Çek ile tahsilat yapan bir esnaf, ödeme tarihinde döviz kurundaki artış sebebiyle ziyan ettiğini öne sürerek, karşı taraftan kur farkını talep etti. Tahsilatı yapamayan esnaf, icra takibi başlattı.
Karşı taraf icraya itiraz edince alacaklı bu kere itirazın iptalini talep etti. Mahkeme, davanın kabulüne hükmetti. Kararı davalı şirket avukatı temyiz edince devreye Yargıtay 11. Hukuk Dairesi girdi.

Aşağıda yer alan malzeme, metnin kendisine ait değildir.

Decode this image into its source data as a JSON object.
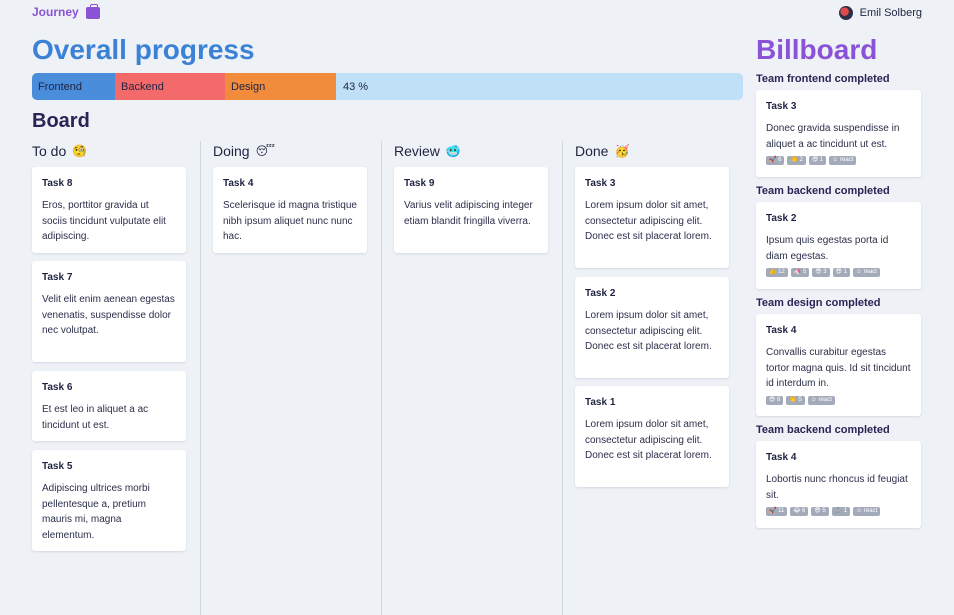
{
  "header": {
    "brand": "Journey",
    "user_name": "Emil Solberg"
  },
  "progress": {
    "title": "Overall progress",
    "segments": [
      {
        "label": "Frontend",
        "color": "#4a8ddb"
      },
      {
        "label": "Backend",
        "color": "#f46a6a"
      },
      {
        "label": "Design",
        "color": "#f08c3c"
      }
    ],
    "percent": "43 %"
  },
  "board": {
    "title": "Board",
    "columns": [
      {
        "title": "To do",
        "emoji": "🧐",
        "cards": [
          {
            "title": "Task 8",
            "desc": "Eros, porttitor gravida ut sociis tincidunt vulputate elit adipiscing."
          },
          {
            "title": "Task 7",
            "desc": "Velit elit enim aenean egestas venenatis, suspendisse dolor nec volutpat."
          },
          {
            "title": "Task 6",
            "desc": "Et est leo in aliquet a ac tincidunt ut est."
          },
          {
            "title": "Task 5",
            "desc": "Adipiscing ultrices morbi pellentesque a, pretium mauris mi, magna elementum."
          }
        ]
      },
      {
        "title": "Doing",
        "emoji": "😴",
        "cards": [
          {
            "title": "Task 4",
            "desc": "Scelerisque id magna tristique nibh ipsum aliquet nunc nunc hac."
          }
        ]
      },
      {
        "title": "Review",
        "emoji": "🥶",
        "cards": [
          {
            "title": "Task 9",
            "desc": "Varius velit adipiscing integer etiam blandit fringilla viverra."
          }
        ]
      },
      {
        "title": "Done",
        "emoji": "🥳",
        "cards": [
          {
            "title": "Task 3",
            "desc": "Lorem ipsum dolor sit amet, consectetur adipiscing elit. Donec est sit placerat lorem."
          },
          {
            "title": "Task 2",
            "desc": "Lorem ipsum dolor sit amet, consectetur adipiscing elit. Donec est sit placerat lorem."
          },
          {
            "title": "Task 1",
            "desc": "Lorem ipsum dolor sit amet, consectetur adipiscing elit. Donec est sit placerat lorem."
          }
        ]
      }
    ]
  },
  "billboard": {
    "title": "Billboard",
    "entries": [
      {
        "section": "Team frontend completed",
        "title": "Task 3",
        "desc": "Donec gravida suspendisse in aliquet a ac tincidunt ut est.",
        "reactions": [
          "🚀 6",
          "👏 2",
          "😎 1",
          "☺ react"
        ]
      },
      {
        "section": "Team backend completed",
        "title": "Task 2",
        "desc": "Ipsum quis egestas porta id diam egestas.",
        "reactions": [
          "👍 12",
          "🦄 5",
          "😎 3",
          "😎 1",
          "☺ react"
        ]
      },
      {
        "section": "Team design completed",
        "title": "Task 4",
        "desc": "Convallis curabitur egestas tortor magna quis. Id sit tincidunt id interdum in.",
        "reactions": [
          "😎 8",
          "👏 5",
          "☺ react"
        ]
      },
      {
        "section": "Team backend completed",
        "title": "Task 4",
        "desc": "Lobortis nunc rhoncus id feugiat sit.",
        "reactions": [
          "🚀 11",
          "😂 6",
          "😎 5",
          "🦾 1",
          "☺ react"
        ]
      }
    ]
  }
}
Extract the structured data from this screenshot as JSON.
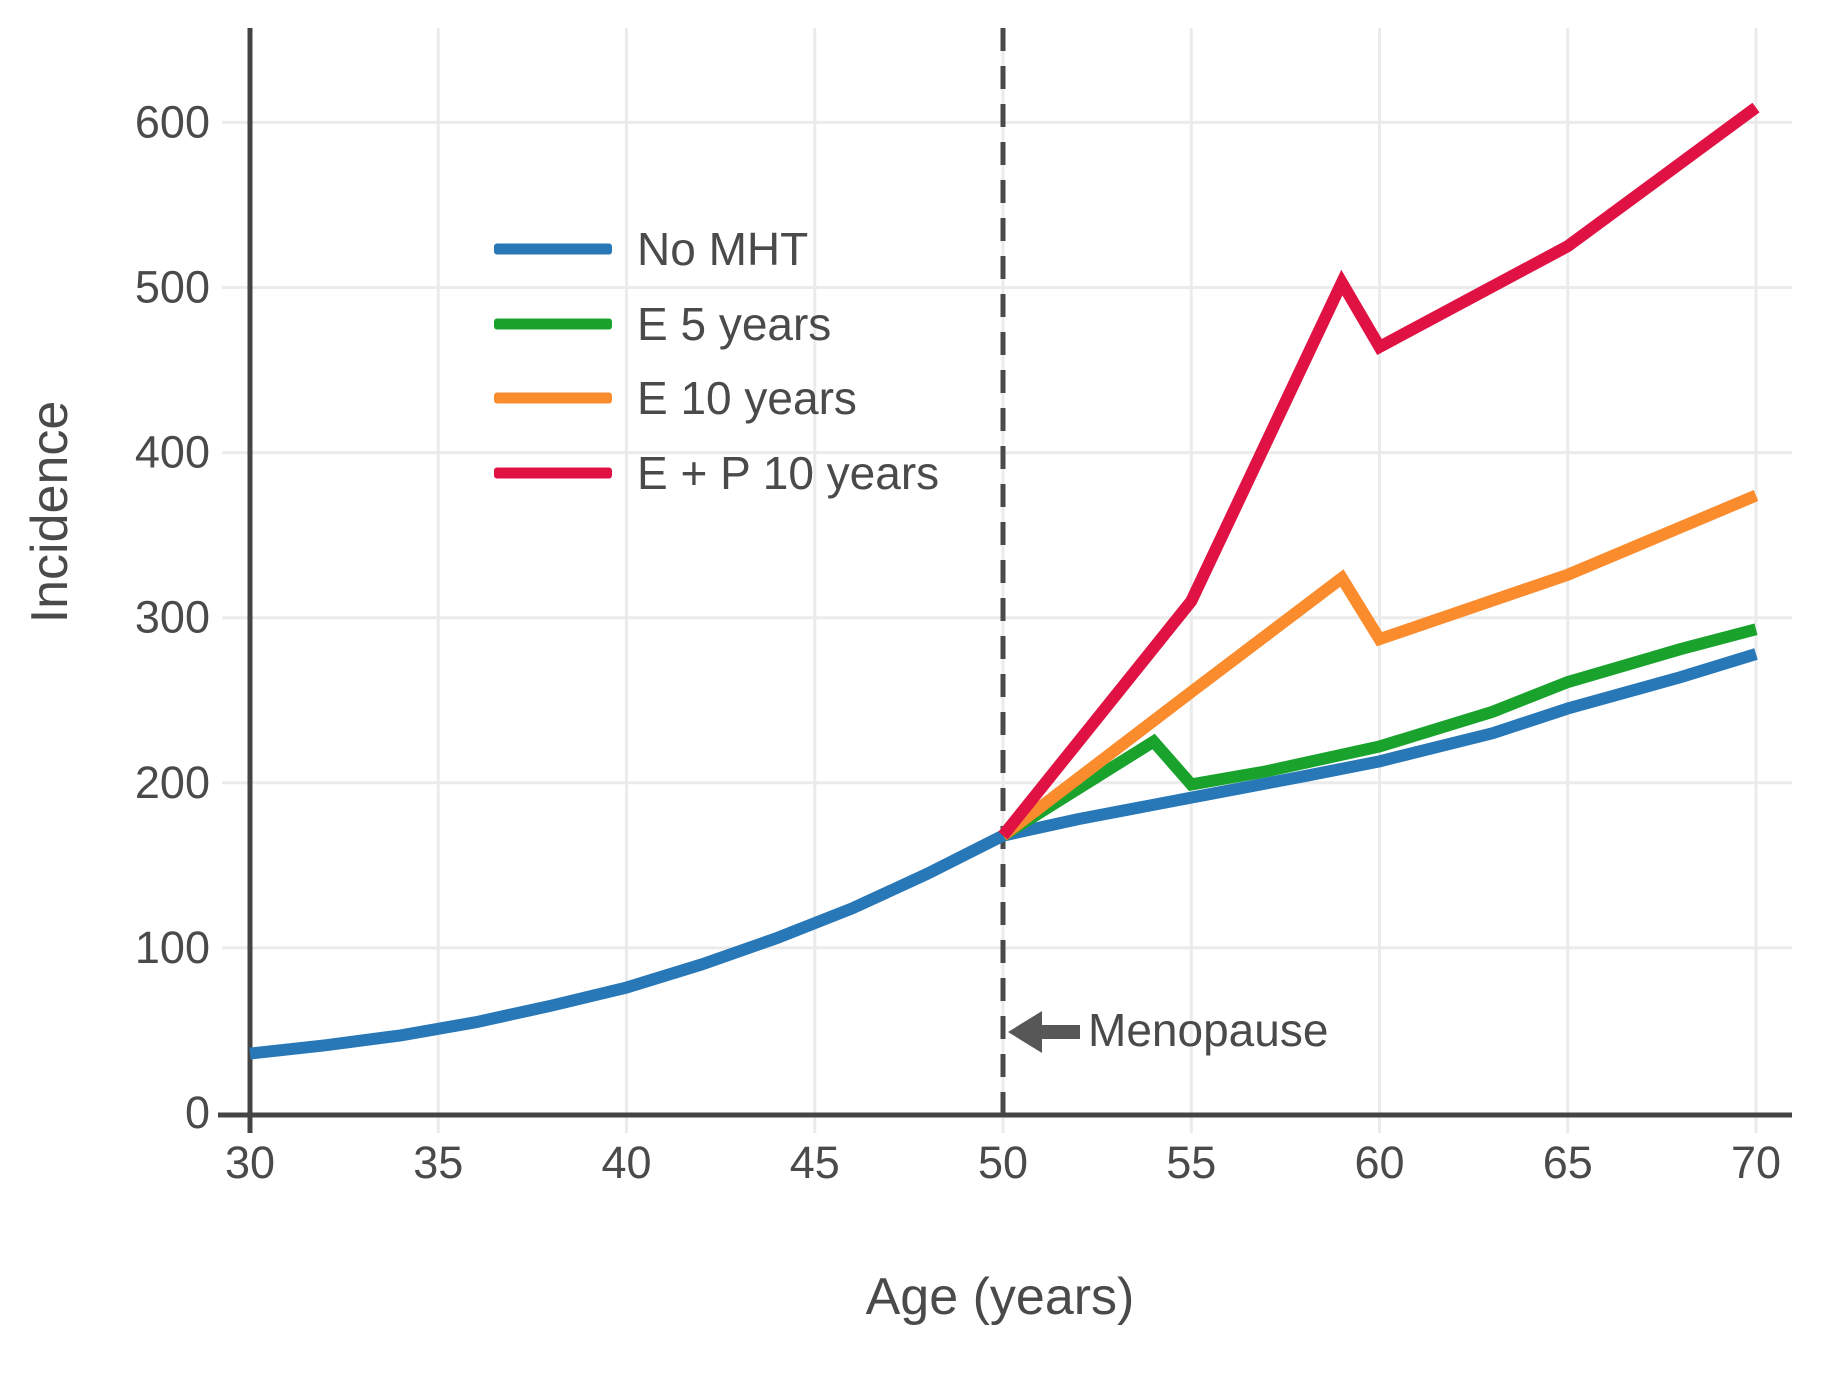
{
  "chart_data": {
    "type": "line",
    "title": "",
    "xlabel": "Age (years)",
    "ylabel": "Incidence",
    "xlim": [
      30,
      71
    ],
    "ylim": [
      0,
      655
    ],
    "x_ticks": [
      30,
      35,
      40,
      45,
      50,
      55,
      60,
      65,
      70
    ],
    "y_ticks": [
      0,
      100,
      200,
      300,
      400,
      500,
      600
    ],
    "grid": true,
    "legend_position": "upper-left-inside",
    "annotations": [
      {
        "text": "Menopause",
        "icon": "left-arrow",
        "x": 50,
        "y": 50
      }
    ],
    "reference_line": {
      "x": 50,
      "style": "dashed",
      "label": "Menopause"
    },
    "series": [
      {
        "name": "No MHT",
        "color": "#2878b8",
        "points": [
          [
            30,
            36
          ],
          [
            32,
            41
          ],
          [
            34,
            47
          ],
          [
            36,
            55
          ],
          [
            38,
            65
          ],
          [
            40,
            76
          ],
          [
            42,
            90
          ],
          [
            44,
            106
          ],
          [
            46,
            124
          ],
          [
            48,
            145
          ],
          [
            50,
            168
          ],
          [
            52,
            178
          ],
          [
            55,
            191
          ],
          [
            58,
            204
          ],
          [
            60,
            213
          ],
          [
            63,
            230
          ],
          [
            65,
            245
          ],
          [
            68,
            264
          ],
          [
            70,
            278
          ]
        ]
      },
      {
        "name": "E 5 years",
        "color": "#1aa32c",
        "points": [
          [
            50,
            168
          ],
          [
            54,
            225
          ],
          [
            55,
            199
          ],
          [
            57,
            207
          ],
          [
            60,
            222
          ],
          [
            63,
            243
          ],
          [
            65,
            261
          ],
          [
            68,
            281
          ],
          [
            70,
            293
          ]
        ]
      },
      {
        "name": "E 10 years",
        "color": "#fa8c2d",
        "points": [
          [
            50,
            168
          ],
          [
            55,
            255
          ],
          [
            59,
            324
          ],
          [
            60,
            287
          ],
          [
            65,
            326
          ],
          [
            70,
            374
          ]
        ]
      },
      {
        "name": "E + P 10 years",
        "color": "#e01244",
        "points": [
          [
            50,
            168
          ],
          [
            55,
            310
          ],
          [
            59,
            503
          ],
          [
            60,
            464
          ],
          [
            65,
            525
          ],
          [
            70,
            609
          ]
        ]
      }
    ],
    "styles": {
      "grid_color": "#ebebeb",
      "spine_color": "#444444",
      "text_color": "#4a4a4a",
      "dashed_line_color": "#4a4a4a",
      "arrow_color": "#575757",
      "background": "#ffffff"
    }
  }
}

Oy birliği ile alınan kararda şu tabirlere yer verildi:
“Davacı alacağına dair kesilen çekle alakalı fatura bedelleri (kur farkı-kambiyo karı) ile cari hesaptan kaynaklanan alacaklarının ödemesini talep ettiğini, lakin davalının ödeme yapmadığını lisana getirmiştir. Ödeme yapılmaması üzerine 3. İcra Müdürlüğü’nün sayılı icra evrakı ile icra takibi başlatıldığını, davalının takibe itiraz ettiğini sav ederek, itirazın iptaline ve yüzde 40’tan aşağı olmamak üzere icra inkar tazminatına karar verilmesini talep ve dava etmiştir.
Dava belgesinde mevcut bulunan evraklara ve alınan uzman raporlarına nazaran davacının davalıdan kur farkından kaynaklı 83 bin TL alacaklı bulunduğu ve faiz talebinin de yerinde olduğu gerekçesiyle davanın kabulüne karar verilmiştir. Dava, cari hesap ve kur farkı alacağından kaynaklanan itirazın iptali istemine ilişkindir.
Dosya içerisinde bulunan uzman ek raporu incelendiğinde cari hesaba yönelik yapılan ve hesaplamaya temel alınan 342 bin lira davalı ödemelerinin çeklerle yapıldığı görülmektedir.
Çeklerle yapılan ödemelerde kur farkı istenemeyeceği Dairemizce istikrar kazanmış uygulamalardandır. Mahkemece bu konu gözetilmeksizin yazılı biçimde karar tesisi isabetsiz olup, bozmayı gerektirmiştir.”